The South African pineapple industry is small in global terms, with one farmer in the Eastern Cape currently accounting for almost 70% of South Africa’s total production. Pineapples are also produced in KwaZulu-Natal. The industry suffered a severe blow in 2007 after traces of cadmium were found in a shipment of pineapples to Europe, resulting in all farmers sitting without a market for their produce. The contamination was linked to a handful of farmers, who unknowingly used a fertiliser containing this heavy metal.
South Africa is the largest exporter of canned apricots, accounting for about a third of the world’s exports. Most of these apricots are produced in the Klein Karoo of the Western Cape. Producers, however, had to dump about 5 000 tons of Bulida apricots and uproot many trees when the industry ran into an oversupply during the 2013/2014 production season.
Most of South Africa’s canning pears and peaches are also produced in the Western Cape, while guavas are produced in the Western Cape, Mpumalanga and Limpopo.
The canning industry is extremely competitive and capital intensive, resulting in only a handful of international processors dominating the market. South African producers usually have a medium to long term delivery contract with one of three processors who operate in the country. These processors export more than 80% of the country's canned fruit across the world, from Europe to the Far East.
Canned fruit may be enjoyed as a snack, used for cooking, baking or desserts. Canned fruit and vegetables are high in dietary fibre and research by the University of Illinois’ Department of Food Science and Human Nutrition in the USA has found that it is just as fresh as their fresh counterparts.
The study was expanded and updated in 1997. The new study, The Nutrient Conservation in Canned, Frozen and Fresh Foods, analysed the nutritional status of 35 canned fruit and vegetables, as well as fish.

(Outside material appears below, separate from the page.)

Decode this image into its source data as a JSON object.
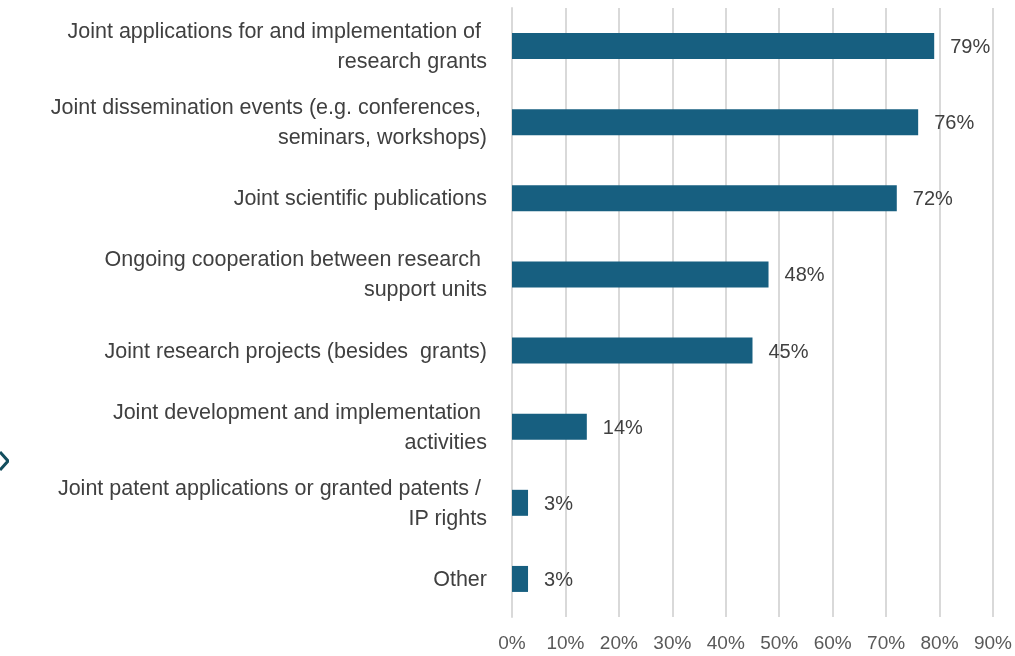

Fruits included in the study were apples, apricots, blackberries, blueberries, grapefruit, mandarin oranges, peaches, pears, pineapple, plums, strawberries, cherries, stewed and whole tomatoes as well as olives. The vegetables included asparagus, beets, carrots, corn, green beans, mushrooms, peas, pumpkin, spinach, sweet potatoes, and white potatoes.
Other studies have, however, concluded that the heating process destroys certain nutrients, such as vitamin C and folic acid, as well as antioxidants.